Consider a scenario when you are in the market to buy a new car. What comes to your mind – you have to zero in on one, go to a dealer, pay the money and drive it out. Simple! Or is it? It may definitely be this straightforward if you are ‘rich’ with a lot of cash to spend. For others, paying upfront for something as expensive as a car is mostly a distant dream. Easy availability of finances in the form of car loans has made cars an accessible item for a lot of people. If not for car loans, a lot of people will not be able to buy a car at all.
Let’s quickly look at what car loans are. A car loan is the sum of money borrowed to buy a car. This money must be paid back with interest, over a fixed duration. EMIs or equated monthly installments have to be paid every month over this fixed duration and these go towards the repayment of the loan. The EMIs are the sum of Principle & Interest amounts and are normally fixed at the beginning of the loan tenure.
As with any other loan, one would like to know how much money he will have to pay as EMIs. An easy way to do this is using car loan EMI calculators. Financial institutions have designed these tools which can help in quick planning and calculation of how much EMI one should pay to buy a car. These can be easily accessed through their websites. Just enter minimal details and you have the results in front of you, no need to do number crunching and straining the brain for it.
Just to give you an idea of what goes into the calculation of the EMI, it will depend on the following factors:
- Loan Amount: This is the money borrowed from the bank/financial institution to buy the car.
- Interest Rate: This is the money which a bank/financial institution charges to give a loan. There are different ways in which they are calculated. For eg., applying “Flat” on the whole loan amount or in a “Monthly Reducing” manner etc.

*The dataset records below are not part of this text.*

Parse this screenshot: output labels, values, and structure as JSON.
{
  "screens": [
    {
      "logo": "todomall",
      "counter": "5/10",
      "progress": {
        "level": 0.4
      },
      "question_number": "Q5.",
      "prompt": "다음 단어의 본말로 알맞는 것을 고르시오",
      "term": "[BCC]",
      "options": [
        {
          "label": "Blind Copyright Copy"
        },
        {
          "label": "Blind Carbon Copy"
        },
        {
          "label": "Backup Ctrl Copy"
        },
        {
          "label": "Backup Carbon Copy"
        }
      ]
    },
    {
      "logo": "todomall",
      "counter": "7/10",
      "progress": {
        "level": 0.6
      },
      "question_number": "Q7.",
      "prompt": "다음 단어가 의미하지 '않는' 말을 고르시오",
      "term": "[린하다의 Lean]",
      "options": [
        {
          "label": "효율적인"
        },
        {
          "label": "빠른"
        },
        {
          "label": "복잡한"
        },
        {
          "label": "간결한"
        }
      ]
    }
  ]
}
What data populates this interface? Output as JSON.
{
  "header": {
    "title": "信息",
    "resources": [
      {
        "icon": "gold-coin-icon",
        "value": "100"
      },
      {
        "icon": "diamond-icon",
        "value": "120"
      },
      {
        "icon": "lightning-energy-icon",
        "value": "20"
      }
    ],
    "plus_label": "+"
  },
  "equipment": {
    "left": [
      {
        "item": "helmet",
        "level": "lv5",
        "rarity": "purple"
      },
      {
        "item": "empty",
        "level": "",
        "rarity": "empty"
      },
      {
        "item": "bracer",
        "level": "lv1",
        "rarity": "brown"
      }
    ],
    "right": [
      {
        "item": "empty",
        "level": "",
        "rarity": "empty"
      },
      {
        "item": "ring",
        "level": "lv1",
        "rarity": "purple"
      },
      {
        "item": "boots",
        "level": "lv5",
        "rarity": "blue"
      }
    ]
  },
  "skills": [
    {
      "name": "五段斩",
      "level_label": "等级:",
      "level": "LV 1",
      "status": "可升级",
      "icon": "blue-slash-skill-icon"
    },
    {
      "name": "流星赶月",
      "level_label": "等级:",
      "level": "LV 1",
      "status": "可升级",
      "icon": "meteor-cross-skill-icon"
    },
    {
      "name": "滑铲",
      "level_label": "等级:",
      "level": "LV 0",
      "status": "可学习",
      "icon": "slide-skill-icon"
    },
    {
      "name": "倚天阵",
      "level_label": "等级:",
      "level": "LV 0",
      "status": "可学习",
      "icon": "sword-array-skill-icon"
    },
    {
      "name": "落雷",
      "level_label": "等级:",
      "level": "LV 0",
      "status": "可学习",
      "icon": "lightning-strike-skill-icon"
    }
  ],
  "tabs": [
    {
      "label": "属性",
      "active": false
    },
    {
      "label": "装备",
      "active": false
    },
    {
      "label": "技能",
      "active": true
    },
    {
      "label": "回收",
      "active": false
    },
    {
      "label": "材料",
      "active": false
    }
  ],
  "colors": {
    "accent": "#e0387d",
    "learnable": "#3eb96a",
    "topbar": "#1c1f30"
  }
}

- Down payment: This is the money to be given as an upfront payment to the car dealer at the time of buying the car. The final figure can either be suggested by the bank/financial institution as per their policy or in certain cases can be decided by the borrower.
- Loan term: This is the time period over which the borrowed money must be repaid.
In addition to this, the bank/financial institution may levy processing fees or some other additional charges which will have to be paid to them directly at the time of taking the loan.
In today’s time and age, getting a loan has become extremely easy. One can know his/her eligibility in different ways like contacting the bank’s or financial institution’s contact centre, visiting their branch or simply visiting their websites. These banks/financial institutions also offer various different options in for loan duration, mode of repayment etc. making borrowing and repayment an effortless task. Even the documentation requirements are fairly standard, and the processing time has reduced considerably in past few years. All this has made borrowing money a quick and easy exercise.
Also, there are some benefits of buying a car on loan instead of paying full cash. The cash can be kept aside as an emergency fund and can be used for more pressing needs. Not just this, there is an opportunity cost attached to it. There is always a chance for the person to invest this money in a way that it ends up earning returns more than interest paid on loan. This will lead to a net profit at the end rather than at extra cost.
Car loans have made this extremely important mode of transport easily accessible for the mass audience. Those days are a thing of the past when only wealthy people could afford one and it was more of a luxury than a necessity. Car loans enable everyone to buy a car without putting a big strain on their pockets and thus, is one very important financial product available to all of us.